Sandwich – menschlicher Art!
    Psychologen kennen das »Sandwich-Kind«. Es ist das mittlere von drei Geschwistern und arm dran, denn es bekommt zu wenig Zuwendung von den Eltern, die sich mehr um das »große« und das »kleine« Kind kümmern. Und so fristet das »mittlere«, zwischen oberer und unterer Brotschnitte, ein Dasein im Verborgenen; dabei weiß ja jeder, dass der Belag das Köstliche am Sandwich ist! (Bei Familien mit 5, 7 oder 9 Kindern tritt der Sandwich-Effekt nicht ein, obwohl es auch ein »mittleres« gibt. Wahrscheinlich deshalb, weil bei so großer Kinderschar nimmer leicht auszumachen ist, wem etwas mehr elterliche Zuwendung zuteil wird.)
    Trägt man diese Sandwich-Theorie einem »mittleren« Kind (ganz gleich, welchen Alters) vor, bekommt man heftige Zustimmung. Da können siebzigjährige Damen – immer noch weidwund – Erinnerungen vorbringen, die von liebloser Vernachlässigung zeugen!
    Ja, ja, die große Schwester war immer die Kluge und Vernünftige, die dauernd gelobt wurde! Und der kleine Bruder war der verhätschelte Darling, dem man alles durchgehen ließ!
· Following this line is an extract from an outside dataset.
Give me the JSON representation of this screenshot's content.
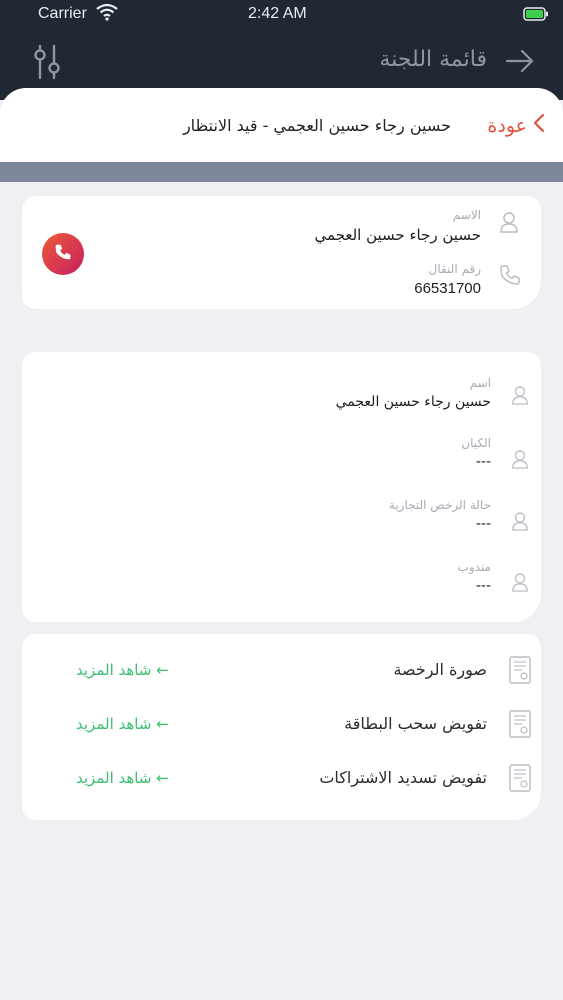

    Anders hört sich das an, wenn man »große« und »kleine« Geschwister fragt. Erstgeborene behaupten, sie seien die ärmsten in der Familie gewesen!
    Enormer Leistungsdruck! Und immer hieß es: »Du bist doch der (die) Große! Gib nach, sei vernünftig!« Versuchskaninchen für elterliche Erzie hungwaren sie zudem. Bei den Nachkommenden sei die Mama schon viel lockerer mit Ge- und Verboten gewesen! Manch erwachsene Frau kann heute noch vor Wut beben, wenn sie daran denkt, dass sie mit 16 Jahren um 9 Uhr abends daheim zu sein hatte, ihren Geschwistern aber – Jahre später – im gleichen Alter Ausgang bis 11 Uhr gestattet war!
    Und die »Kleinen«? Na, die beklagen sich, dass sie von den zwei größeren unentwegt schikaniert wurden und die vermehrte elterliche Zuwendung, die ihnen eher lästig als angenehm war, mit sadistischen Akten der Geschwister zu bezahlen hatten.
    Und in schöner Einigkeit sind sich »Große« und »Kleine« ganz sicher, dass ihr »Sandwich-Geschwister« das beste Kinderleben hatte, weil es sich ungestört ganz nach eigenen Vorstellungen und Zielen entwickeln durfte. »So sei doch froh, dass sie dich in Frieden gelassen haben«, schnauzen obere und untere Brotschnitte vergrämt den Belag an!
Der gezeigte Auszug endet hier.